ARRÊT DE LA COUR DE CASSATION, PREMIÈRE CHAMBRE CIVILE, DU 9 FÉVRIER 2022

Mme [K] [X], épouse [B], domiciliée [Adresse 1], a formé le pourvoi n° V 20-18.544 contre l'arrêt rendu le 26 mai 2020 par la cour d'appel de Versailles (1re chambre,1re section), dans le litige l'opposant :

1°/ à Mme [L] [I], épouse [J], domiciliée [Adresse 2], prise en qualité d'héritière de [C] [I], veuve [X], elle-même héritière de [G] [X],

2°/ à [H] [I], veuve [N], ayant été domiciliée [Adresse 5], décédée en cours d'instance,

3°/ à Mme [T] [N], domiciliée [Adresse 3],

4°/ à Mme [U] [N], épouse [P], domiciliée [Adresse 4],

toutes deux prises en qualité d'héritières de [H] [I], veuve [N],

défenderesses à la cassation.


La demanderesse invoque, à l'appui de son pourvoi, les deux moyens de cassation annexés au présent arrêt.

Le dossier a été communiqué au procureur général.

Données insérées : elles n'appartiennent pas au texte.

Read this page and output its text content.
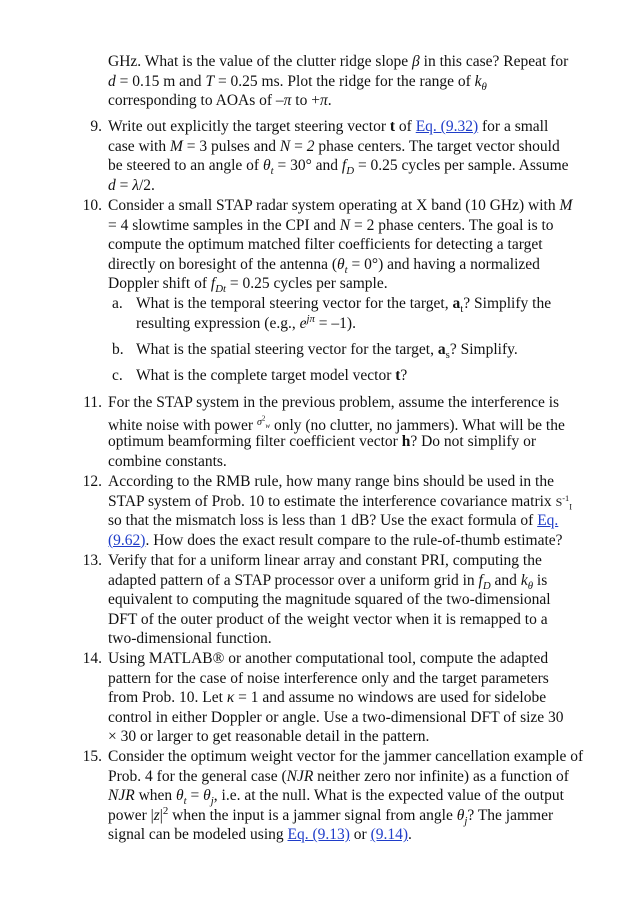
GHz. What is the value of the clutter ridge slope β in this case? Repeat for
d = 0.15 m and T = 0.25 ms. Plot the ridge for the range of $k_\theta$
corresponding to AOAs of –π to +π.
9. Write out explicitly the target steering vector t of Eq. (9.32) for a small
case with M = 3 pulses and N = 2 phase centers. The target vector should
be steered to an angle of $\theta_t = 30^\circ$ and $f_D = 0.25$ cycles per sample. Assume
d = λ/2.
10. Consider a small STAP radar system operating at X band (10 GHz) with M
= 4 slowtime samples in the CPI and N = 2 phase centers. The goal is to
compute the optimum matched filter coefficients for detecting a target
directly on boresight of the antenna $(\theta_t = 0^\circ)$ and having a normalized
Doppler shift of $f_{Dt} = 0.25$ cycles per sample.
a. What is the temporal steering vector for the target, $a_t$? Simplify the
resulting expression (e.g., $e^{j\pi} = -1$).
b. What is the spatial steering vector for the target, $a_s$? Simplify.
c. What is the complete target model vector t?
11. For the STAP system in the previous problem, assume the interference is
white noise with power $^{\sigma^2_w}$ only (no clutter, no jammers). What will be the
optimum beamforming filter coefficient vector h? Do not simplify or
combine constants.
12. According to the RMB rule, how many range bins should be used in the
STAP system of Prob. 10 to estimate the interference covariance matrix $S^{-1}_I$
so that the mismatch loss is less than 1 dB? Use the exact formula of Eq.
(9.62). How does the exact result compare to the rule-of-thumb estimate?
13. Verify that for a uniform linear array and constant PRI, computing the
adapted pattern of a STAP processor over a uniform grid in $f_D$ and $k_\theta$ is
equivalent to computing the magnitude squared of the two-dimensional
DFT of the outer product of the weight vector when it is remapped to a
two-dimensional function.
14. Using MATLAB® or another computational tool, compute the adapted
pattern for the case of noise interference only and the target parameters
from Prob. 10. Let κ = 1 and assume no windows are used for sidelobe
control in either Doppler or angle. Use a two-dimensional DFT of size 30
× 30 or larger to get reasonable detail in the pattern.
15. Consider the optimum weight vector for the jammer cancellation example of
Prob. 4 for the general case (NJR neither zero nor infinite) as a function of
NJR when $\theta_t = \theta_j$, i.e. at the null. What is the expected value of the output
power $|z|^2$ when the input is a jammer signal from angle $\theta_j$? The jammer
signal can be modeled using Eq. (9.13) or (9.14).
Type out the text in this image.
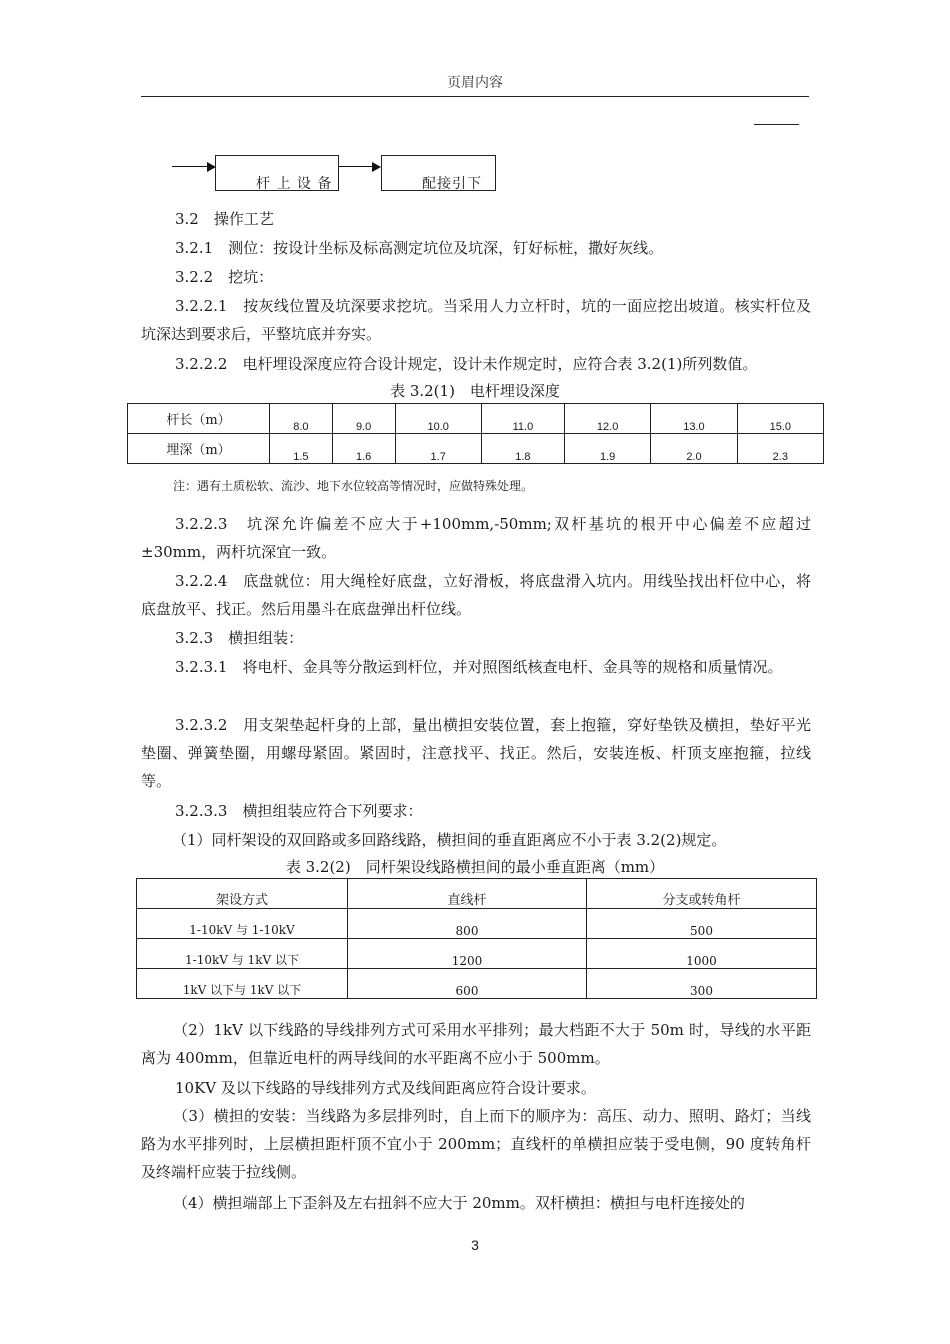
页眉内容
杆 上 设 备	配接引下
3.2　操作工艺
3.2.1　测位：按设计坐标及标高测定坑位及坑深，钉好标桩，撒好灰线。
3.2.2　挖坑：
3.2.2.1　按灰线位置及坑深要求挖坑。当采用人力立杆时，坑的一面应挖出坡道。核实杆位及坑深达到要求后，平整坑底并夯实。
3.2.2.2　电杆埋设深度应符合设计规定，设计未作规定时，应符合表 3.2(1)所列数值。
表 3.2(1)　电杆埋设深度
杆长（m）	8.0	9.0	10.0	11.0	12.0	13.0	15.0
埋深（m）	1.5	1.6	1.7	1.8	1.9	2.0	2.3
注：遇有土质松软、流沙、地下水位较高等情况时，应做特殊处理。
3.2.2.3　坑深允许偏差不应大于+100mm,-50mm;双杆基坑的根开中心偏差不应超过±30mm，两杆坑深宜一致。
3.2.2.4　底盘就位：用大绳栓好底盘，立好滑板，将底盘滑入坑内。用线坠找出杆位中心，将底盘放平、找正。然后用墨斗在底盘弹出杆位线。
3.2.3　横担组装：
3.2.3.1　将电杆、金具等分散运到杆位，并对照图纸核查电杆、金具等的规格和质量情况。
3.2.3.2　用支架垫起杆身的上部，量出横担安装位置，套上抱箍，穿好垫铁及横担，垫好平光垫圈、弹簧垫圈，用螺母紧固。紧固时，注意找平、找正。然后，安装连板、杆顶支座抱箍，拉线等。
3.2.3.3　横担组装应符合下列要求：
（1）同杆架设的双回路或多回路线路，横担间的垂直距离应不小于表 3.2(2)规定。
表 3.2(2)　同杆架设线路横担间的最小垂直距离（mm）
架设方式	直线杆	分支或转角杆
1-10kV 与 1-10kV	800	500
1-10kV 与 1kV 以下	1200	1000
1kV 以下与 1kV 以下	600	300
（2）1kV 以下线路的导线排列方式可采用水平排列；最大档距不大于 50m 时，导线的水平距离为 400mm，但靠近电杆的两导线间的水平距离不应小于 500mm。
10KV 及以下线路的导线排列方式及线间距离应符合设计要求。
（3）横担的安装：当线路为多层排列时，自上而下的顺序为：高压、动力、照明、路灯；当线路为水平排列时，上层横担距杆顶不宜小于 200mm；直线杆的单横担应装于受电侧，90 度转角杆及终端杆应装于拉线侧。
（4）横担端部上下歪斜及左右扭斜不应大于 20mm。双杆横担：横担与电杆连接处的
3
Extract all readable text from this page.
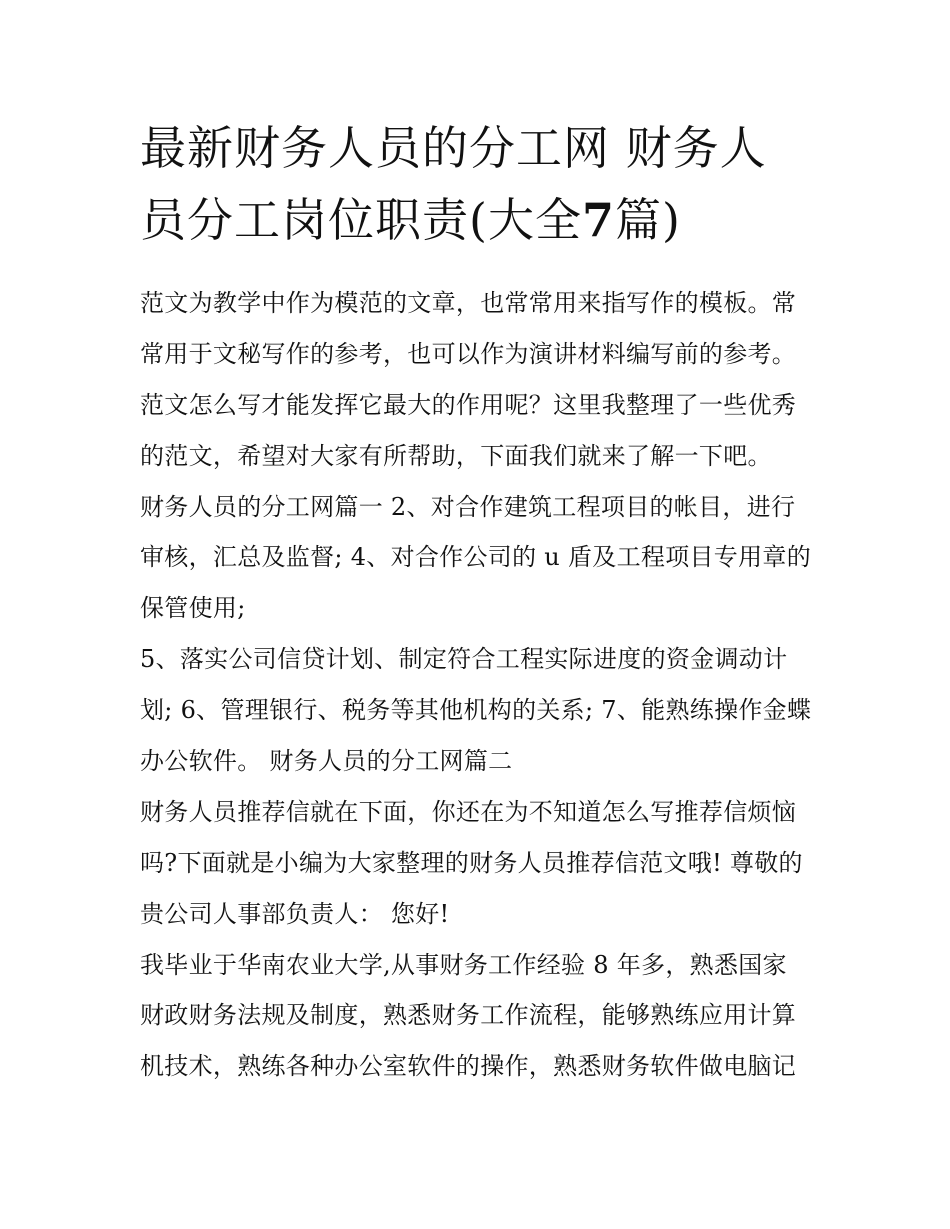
最新财务人员的分工网 财务人
员分工岗位职责(大全7篇)
范文为教学中作为模范的文章，也常常用来指写作的模板。常
常用于文秘写作的参考，也可以作为演讲材料编写前的参考。
范文怎么写才能发挥它最大的作用呢？这里我整理了一些优秀
的范文，希望对大家有所帮助，下面我们就来了解一下吧。
财务人员的分工网篇一 2、对合作建筑工程项目的帐目，进行
审核，汇总及监督; 4、对合作公司的 u 盾及工程项目专用章的
保管使用;
5、落实公司信贷计划、制定符合工程实际进度的资金调动计
划; 6、管理银行、税务等其他机构的关系; 7、能熟练操作金蝶
办公软件。 财务人员的分工网篇二
财务人员推荐信就在下面，你还在为不知道怎么写推荐信烦恼
吗?下面就是小编为大家整理的财务人员推荐信范文哦! 尊敬的
贵公司人事部负责人： 您好!
我毕业于华南农业大学,从事财务工作经验 8 年多，熟悉国家
财政财务法规及制度，熟悉财务工作流程，能够熟练应用计算
机技术，熟练各种办公室软件的操作，熟悉财务软件做电脑记
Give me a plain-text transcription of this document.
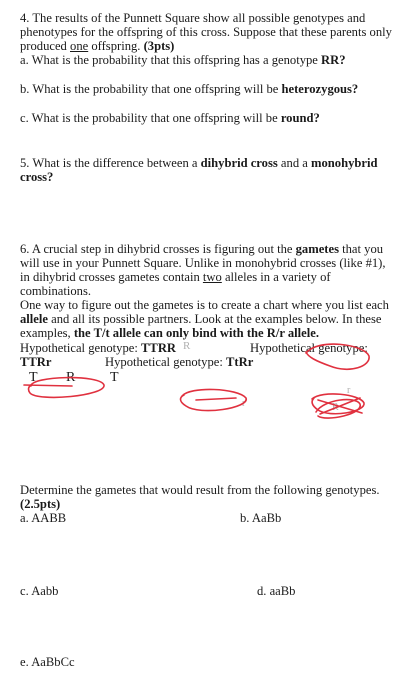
4. The results of the Punnett Square show all possible genotypes and
phenotypes for the offspring of this cross. Suppose that these parents only
produced one offspring. (3pts)
a. What is the probability that this offspring has a genotype RR?
b. What is the probability that one offspring will be heterozygous?
c. What is the probability that one offspring will be round?
5. What is the difference between a dihybrid cross and a monohybrid
cross?
6. A crucial step in dihybrid crosses is figuring out the gametes that you
will use in your Punnett Square. Unlike in monohybrid crosses (like #1),
in dihybrid crosses gametes contain two alleles in a variety of
combinations.
One way to figure out the gametes is to create a chart where you list each
allele and all its possible partners. Look at the examples below. In these
examples, the T/t allele can only bind with the R/r allele.
Hypothetical genotype: TTRR	Hypothetical genotype:
TTRr	Hypothetical genotype: TtRr
T R T
R
r
r
R
Determine the gametes that would result from the following genotypes.
(2.5pts)
a. AABB	b. AaBb
c. Aabb	d. aaBb
e. AaBbCc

Sur le rapport de M. Vigneau, conseiller, les observations de la SCP Waquet, Farge et Hazan, avocat de Mme [X], de la SARL Delvolvé et Trichet, avocat de Mme [I] et Mmes [N], après débats en l'audience publique du 14 décembre 2021 où étaient présents M. Chauvin, président, M. Vigneau, conseiller rapporteur, Mme Auroy, conseiller doyen et Mme Berthomier, greffier de chambre,

la première chambre civile de la Cour de cassation, composée des président et conseillers précités, après en avoir délibéré conformément à la loi, a rendu le présent arrêt.

Reprise d'instance

1. Il est donné acte à Mmes [T] et [U] [N] de leur reprise d'instance en qualité d'héritières de [H] [I], décédée le 19 mai 2021.

Faits et procédure

2. Selon l'arrêt attaqué (Versailles, 26 mai 2020), [G] [X] est décédé le 15 décembre 2012, en laissant pour lui succéder son épouse, [C] [I], et sa fille issue d'une précédente union, Mme [K] [X]. [C] [I] est décédée le 25 novembre 2013, en laissant pour lui succéder ses deux soeurs, [H] et [L].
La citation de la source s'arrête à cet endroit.